MiniMax Audio Models
Overview
MiniMax provides audio capabilities in StoryFlow, including voice cloning and text-to-speech (TTS). Use these when you need consistent narration voices across scenes.
MiniMax Voice Clone
What it does
Create a reusable voice ID by cloning timbre and speaking style from an audio sample.
Inputs
- Audio Sample (Required): MP3/M4A/WAV, 10s–5min (max 20MB).
- Demo Text (Required): used to generate a short preview after cloning.
Parameters
| Parameter | Type | Default | Allowed | What it does |
|---|---|---|---|---|
voice_model | string | speech-2.5-hd-preview | speech-2.5-hd-preview | Selects the cloning model. |
accuracy | number | 0.8 | 0.0 – 1.0 | Controls how strictly the cloned voice matches the sample. Higher = closer match. |
need_noise_reduction | boolean | true | true, false | Enables noise reduction on the sample before cloning. |
need_volume_normalization | boolean | true | true, false | Normalizes volume for more consistent output. |
Tips
- Use clean, single-speaker audio with minimal music/noise.

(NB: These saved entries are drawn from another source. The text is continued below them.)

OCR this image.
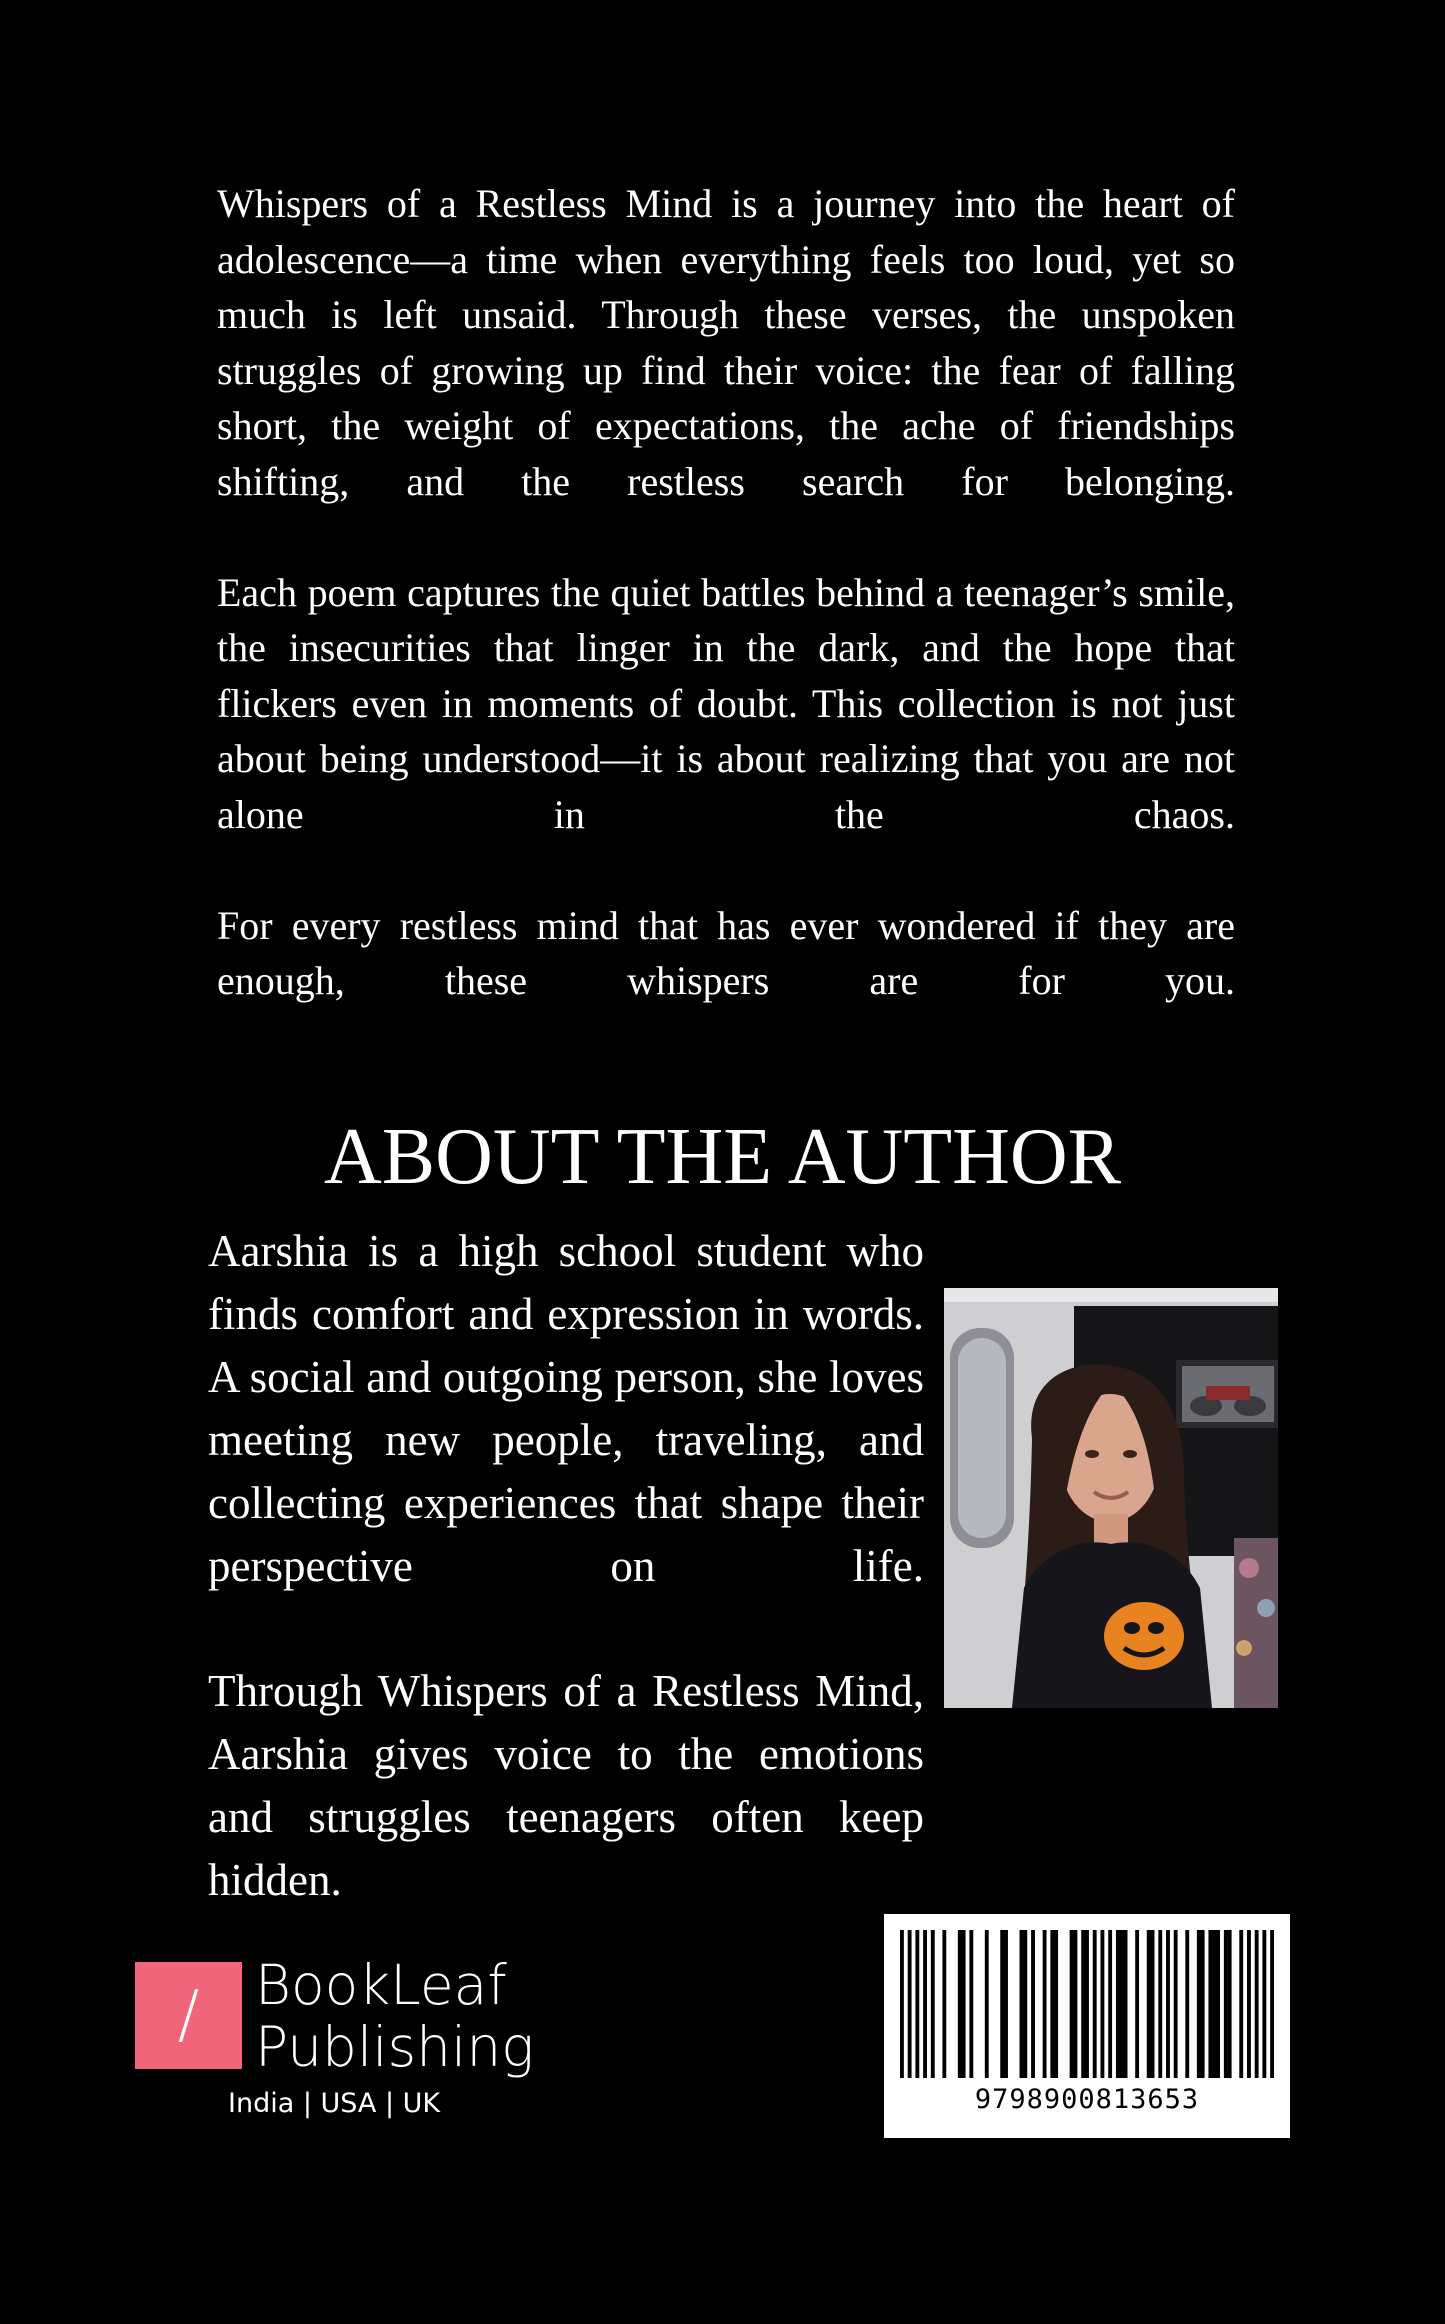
Whispers of a Restless Mind is a journey into the heart of adolescence—a time when everything feels too loud, yet so much is left unsaid. Through these verses, the unspoken struggles of growing up find their voice: the fear of falling short, the weight of expectations, the ache of friendships shifting, and the restless search for belonging.

Each poem captures the quiet battles behind a teenager’s smile, the insecurities that linger in the dark, and the hope that flickers even in moments of doubt. This collection is not just about being understood—it is about realizing that you are not alone in the chaos.

For every restless mind that has ever wondered if they are enough, these whispers are for you.

ABOUT THE AUTHOR

Aarshia is a high school student who finds comfort and expression in words. A social and outgoing person, she loves meeting new people, traveling, and collecting experiences that shape their perspective on life.

Through Whispers of a Restless Mind, Aarshia gives voice to the emotions and struggles teenagers often keep hidden.

/	BookLeaf
Publishing
India | USA | UK	9798900813653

- Provide 30–90 seconds of steady speech for better timbre stability.
- Voice IDs are temporary unless you use them in a TTS request within 7 days.
MiniMax TTS
What it does
Generate speech from text, using either system preset voices or your custom cloned voice ID.
Inputs
- Text Input (Required): the content to speak.
Parameters
| Parameter | Type | Default | Allowed | What it does |
|---|---|---|---|---|
voice_model | string | speech-2.6-turbo | speech-2.6-turbo, speech-2.6-hd | Selects the TTS model. Turbo is faster; HD is higher quality. |
voice_id | string | male-qn-qingse | Preset list | Selects a system timbre (preset voice). Disabled when use_custom_voice=true. |
use_custom_voice | boolean | false | true, false | Enables using your cloned voice ID instead of a preset timbre. |
custom_voice_id | string | "" | - | Your cloned voice ID (typically starts with voice_clone_). Only available when use_custom_voice=true. |
emotion | string | neutral | neutral, happy, sad, angry, fearful, disgusted, surprised | Controls emotional tone (supported in MiniMax 2.6 models). |
text_normalization | boolean | false | true, false | Improves reading of numbers/dates/symbols in English, with slight added latency. |
speed | number | 1.0 | 0.5 – 2.0 | Controls speaking rate. |
vol | number | 1.0 | 0.1 – 10.0 | Controls output volume. |
pitch | number | 0 | -12 – 12 (integer) | Controls vocal pitch shift. |
Tips
- Split long scripts into smaller paragraphs for more controllable pacing.
- Keep the same voice settings across all scenes to maintain consistency.